Even qualified as ‘mutual flourishing’ this language could be taken as articulating the ‘two integrities’ thinking that has become entrenched as a result of the terms of the 1992/3 settlement, and which is at odds with the first two elements of the vision. In order to ensure reciprocity and to avoid de facto separatism, we would want to see the model resolution for PCCs seeking alternative oversight to commit them also to the five elements of the vision.
With these various concerns in mind, we wonder whether it might be possible for the fifth point to be recast, perhaps as follows:
‘Pastoral and sacramental provision for those who do not accept the ministry of women within the Church of England will be made without specifying a limit of time and in a way that maintains the highest possible degree of communion across the whole Church of England.’
Wording along these lines would have the advantage of removing the ‘majority/minority’ language which we have consistently said is unhelpful.
3) Although we continue to welcome the emphasis on reconciliation work, we have severe misgivings about the timing of it in relation to the legislative process. Reconciliation between individuals and communities divided, and the healing of the broken Body of Christ, is self-evidently at the heart of our vocation as a church: as a community of the reconciled, we are called to bear witness to Christ’s reconciliation. Ultimately, however, we are not persuaded that it is the appropriate lens through which to regard the matter in hand. A framework of reconciliation will not help us arrive at some sort of theological synthesis. If the Church of England is to follow through on her commitment to the gospel truth of the equal dignity of women and men before God in Christ, she cannot continue to fudge this issue: the truth-telling action must precede a process of reconciliation, and this may – unavoidably – prove both painful and costly.

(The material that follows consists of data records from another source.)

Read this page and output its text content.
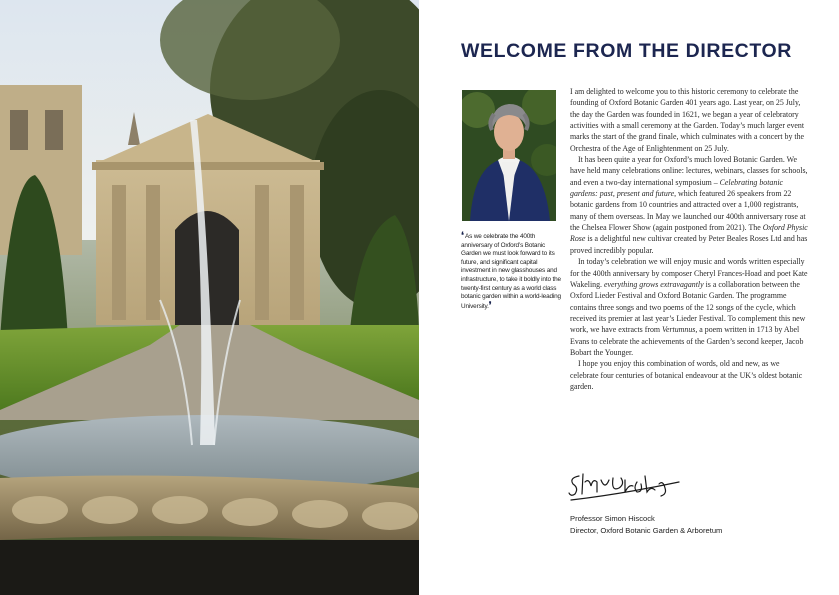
WELCOME FROM THE DIRECTOR
❛ As we celebrate the 400th anniversary of Oxford’s Botanic Garden we must look forward to its future, and significant capital investment in new glasshouses and infrastructure, to take it boldly into the twenty-first century as a world class botanic garden within a world-leading University.❜

I am delighted to welcome you to this historic ceremony to celebrate the founding of Oxford Botanic Garden 401 years ago. Last year, on 25 July, the day the Garden was founded in 1621, we began a year of celebratory activities with a small ceremony at the Garden. Today’s much larger event marks the start of the grand finale, which culminates with a concert by the Orchestra of the Age of Enlightenment on 25 July.

It has been quite a year for Oxford’s much loved Botanic Garden. We have held many celebrations online: lectures, webinars, classes for schools, and even a two-day international symposium – Celebrating botanic gardens: past, present and future, which featured 26 speakers from 22 botanic gardens from 10 countries and attracted over a 1,000 registrants, many of them overseas. In May we launched our 400th anniversary rose at the Chelsea Flower Show (again postponed from 2021). The Oxford Physic Rose is a delightful new cultivar created by Peter Beales Roses Ltd and has proved incredibly popular.

In today’s celebration we will enjoy music and words written especially for the 400th anniversary by composer Cheryl Frances-Hoad and poet Kate Wakeling. everything grows extravagantly is a collaboration between the Oxford Lieder Festival and Oxford Botanic Garden. The programme contains three songs and two poems of the 12 songs of the cycle, which received its premier at last year’s Lieder Festival. To complement this new work, we have extracts from Vertumnus, a poem written in 1713 by Abel Evans to celebrate the achievements of the Garden’s second keeper, Jacob Bobart the Younger.

I hope you enjoy this combination of words, old and new, as we celebrate four centuries of botanical endeavour at the UK’s oldest botanic garden.

Professor Simon Hiscock
Director, Oxford Botanic Garden & Arboretum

We realise that this is the process in which the Church is now engaged, which Synod has expressed a desire to continue, and we urge our supporters to engage positively with it. Our understanding was that the building of trust in the current process was intended to
establish whether a combination of simple legislation and strong principle would be a way forward. This whole idea is undermined if we go back to micro-engineering provision, by one means or another. It is also undermined if core concepts such as ‘mutuality’ and ‘flourishing’ are taken lightly: if these are to be the terms in which strong principle is articulated, all have to commit to them – not just in words (though that would itself be welcome in a climate in which unhelpful words have been put in print about recent developments in Wales and Ireland), but also in intention and practice.
In light recent news from New Zealand, Wales, Ireland, and South India, and the expressed will of Synod to proceed with this as a matter of urgency, we do not see how the Church of England can with any credibility continue to appear hesitant on this issue.
We hope these reflections will be helpful to you; please be assured of our prayers as you meet.